Her Frailty, Her Lust, Her Gravity

She drops off her son at yet another night of after-school activity and searches for something to comfort her. Ah yes, a coffee. Though she already knows it’s too late now; sleep will not come easily tonight.

Perimenopause trails behind her every movement like a shadow sheanding with heat and unease — night sweats, anxiety carried long enough to fuel a stallion. At the stoplight she sits still, the coffee beside her in the passenger seat, fragrant and unnecessary, more ritual now than remedy.

Outside, dusk settles itself over parking lots and power lines, over the slow crawl of evening traffic and the small glowing squares of suburban windows. Women are folding laundry. Men are reheating dinners. Teenagers are becoming someone new beneath fluorescent gymnasium lights.

And she wonders, suddenly and without warning: Is this it? Is this all there is?

The loneliness enters quietly but with weight, settling into the cavity of her chest like a stone made of light — dense, radiant, impossible to cover over with affirmation or productivity or gratitude. It cannot be reasoned with. Cannot be mothered away. Cannot be softened by remembering all the things she should be thankful for.

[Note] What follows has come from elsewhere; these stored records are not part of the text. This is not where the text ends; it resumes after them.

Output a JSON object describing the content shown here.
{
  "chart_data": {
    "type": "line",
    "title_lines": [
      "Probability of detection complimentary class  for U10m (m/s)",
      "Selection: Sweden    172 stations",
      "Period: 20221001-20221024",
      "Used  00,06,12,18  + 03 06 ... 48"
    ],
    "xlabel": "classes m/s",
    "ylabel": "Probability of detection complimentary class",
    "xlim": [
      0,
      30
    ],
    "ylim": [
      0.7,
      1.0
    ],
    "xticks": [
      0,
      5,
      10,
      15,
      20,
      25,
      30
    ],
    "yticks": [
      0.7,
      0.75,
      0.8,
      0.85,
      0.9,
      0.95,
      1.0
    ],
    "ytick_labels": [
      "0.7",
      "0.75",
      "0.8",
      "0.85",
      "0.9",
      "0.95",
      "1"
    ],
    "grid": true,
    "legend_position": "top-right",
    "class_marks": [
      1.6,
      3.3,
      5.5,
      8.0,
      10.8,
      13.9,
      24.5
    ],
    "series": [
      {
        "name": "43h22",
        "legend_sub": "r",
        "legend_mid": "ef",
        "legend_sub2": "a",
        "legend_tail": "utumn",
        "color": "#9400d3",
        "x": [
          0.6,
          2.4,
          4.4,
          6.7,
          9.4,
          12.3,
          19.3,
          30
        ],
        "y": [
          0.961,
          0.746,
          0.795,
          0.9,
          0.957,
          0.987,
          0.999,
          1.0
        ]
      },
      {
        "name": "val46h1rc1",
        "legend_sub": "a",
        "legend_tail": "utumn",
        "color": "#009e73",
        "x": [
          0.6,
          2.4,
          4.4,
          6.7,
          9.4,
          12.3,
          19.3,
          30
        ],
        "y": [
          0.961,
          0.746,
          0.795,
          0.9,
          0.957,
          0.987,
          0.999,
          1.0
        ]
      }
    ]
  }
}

For a moment she considers outrunning it, the way she always has: music louder, phone brighter, another task, another promise, another version of herself waiting somewhere ahead.

But tonight she does not reach for escape.

She stays with the feeling long enough to let it fully arrive. Long enough to feel its electricity move through her body against the darkening evening. Long enough to understand that loneliness is not always absence; sometimes it is evidence — of desire still alive, of longing not yet extinguished, of a self still awake beneath all the tending.

The light turns green.

She drives forward carrying it now, not searching for solution, not asking the ache to become wisdom before its time. And it remains beside her as she moves through the night — this living thing inside her human glory: her frailty, her lust, her gravity.